Cameron spent 2015 trying to deal with the housing crisis by subsidising home-buyers and by sending the security forces out to deal with “the terrorist threat” (at home and, with bigger weapons, overseas). This year, 2016, will, he says, be a “Game Changer”. He will spend it subsidising house buyers and cracking down hard on “the terrorist threat”… or perhaps he was trying to tell us he’ll be taking his old PS3 games down to the High Street computer gaming shop.

One of the major fractures in the Tory Party is over the European Union (EU). At a moment when he seemed to be under pressure from UKIP’s promise to hold a referendum, Cameron came up with this plan to re-negotiate the terms of the UK’s membership and then hold a referendum. This New Year, he as promised us he will “secure our future” – no one’s going to find it hard to argue with that as an objective.

Perhaps signalling how he intends to take on Labour in London, Cameron lambasted those people who “shout into megaphones, wave banners and sign petitions.” He may try to resurrect the caricatures of the left of the 1980s (as, indeed, does John Biggs from time to time) and he may even believe they are still true (as, indeed, does John Biggs from time to time). Hundreds of thousands of people, many of whom were either not even born or at least still at primary school in the 1980s, don’t recognise these caricatures at all. Time has moved on, and a whole new generation of engaged voters do believe in holding protests and using online tools to campaign.

Trying to contrast his approach to that of the politically active young, Cameron promised that he would “make the arguments and take the difficult decisions in order to defeat these social scourges and deliver real security. So while others are on protest marches, we remain on the long walk to a greater Britain.” This came alongside references to “real social renewal” which will come from how he intends to deal with poverty in the UK.

Be afraid. When the Tories talk about “making difficult decisions”, they don’t mean they are going to restore the cuts in corporation tax or stop developers building in flood plains. They usually mean they are going to scapegoat the poor and/or vulnerable and cut funding to them.
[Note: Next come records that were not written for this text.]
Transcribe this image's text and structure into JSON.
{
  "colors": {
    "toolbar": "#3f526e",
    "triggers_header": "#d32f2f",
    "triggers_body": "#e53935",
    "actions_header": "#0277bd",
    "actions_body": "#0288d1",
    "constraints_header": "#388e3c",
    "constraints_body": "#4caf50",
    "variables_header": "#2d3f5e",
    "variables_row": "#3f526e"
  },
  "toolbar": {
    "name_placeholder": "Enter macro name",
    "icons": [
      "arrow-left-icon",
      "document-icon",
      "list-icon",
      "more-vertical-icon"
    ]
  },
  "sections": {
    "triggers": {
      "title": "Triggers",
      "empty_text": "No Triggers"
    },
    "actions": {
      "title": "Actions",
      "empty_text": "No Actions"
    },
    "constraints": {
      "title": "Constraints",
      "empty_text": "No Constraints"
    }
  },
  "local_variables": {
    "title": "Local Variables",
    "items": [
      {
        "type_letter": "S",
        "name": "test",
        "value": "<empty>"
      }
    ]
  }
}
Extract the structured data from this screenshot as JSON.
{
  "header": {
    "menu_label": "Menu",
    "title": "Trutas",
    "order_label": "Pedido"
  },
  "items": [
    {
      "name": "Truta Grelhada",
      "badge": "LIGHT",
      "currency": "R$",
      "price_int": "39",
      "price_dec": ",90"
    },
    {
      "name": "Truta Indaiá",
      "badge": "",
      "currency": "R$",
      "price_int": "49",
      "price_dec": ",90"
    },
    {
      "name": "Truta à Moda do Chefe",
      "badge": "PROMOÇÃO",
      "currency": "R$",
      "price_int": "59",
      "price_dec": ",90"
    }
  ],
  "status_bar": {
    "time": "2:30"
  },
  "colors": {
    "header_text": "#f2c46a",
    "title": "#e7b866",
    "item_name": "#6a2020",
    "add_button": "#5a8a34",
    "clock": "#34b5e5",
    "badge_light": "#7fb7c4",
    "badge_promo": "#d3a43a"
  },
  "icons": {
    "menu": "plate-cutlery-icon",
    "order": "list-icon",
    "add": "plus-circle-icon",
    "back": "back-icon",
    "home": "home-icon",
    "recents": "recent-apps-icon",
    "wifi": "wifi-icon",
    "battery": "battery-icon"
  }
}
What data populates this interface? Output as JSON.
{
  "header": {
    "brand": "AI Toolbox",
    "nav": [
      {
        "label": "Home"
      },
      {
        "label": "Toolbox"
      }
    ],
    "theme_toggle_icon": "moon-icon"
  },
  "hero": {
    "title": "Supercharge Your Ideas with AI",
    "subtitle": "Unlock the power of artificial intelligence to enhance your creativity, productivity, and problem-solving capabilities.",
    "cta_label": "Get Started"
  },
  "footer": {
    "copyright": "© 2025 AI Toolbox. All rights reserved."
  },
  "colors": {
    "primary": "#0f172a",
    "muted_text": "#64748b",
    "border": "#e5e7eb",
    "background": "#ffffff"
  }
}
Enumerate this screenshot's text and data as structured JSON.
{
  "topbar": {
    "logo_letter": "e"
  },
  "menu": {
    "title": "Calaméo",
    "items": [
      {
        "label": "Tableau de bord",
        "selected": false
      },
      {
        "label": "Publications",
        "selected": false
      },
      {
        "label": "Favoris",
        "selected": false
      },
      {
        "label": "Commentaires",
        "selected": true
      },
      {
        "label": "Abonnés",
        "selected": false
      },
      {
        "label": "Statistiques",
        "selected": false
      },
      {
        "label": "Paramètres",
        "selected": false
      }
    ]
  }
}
Remember: the Tories still have to deliver the £2 billion cuts in welfare benefits Chancellor George Osborne promised to get his Budget to balance.

The headline phrase of Cameron’s message is that he is on a “long walk to a Greater Britain”. What he did not refer to at all is that he has chosen to walk down the road of austerity, of making the many pay for the living standards of the few. It is not in our interests to follow him.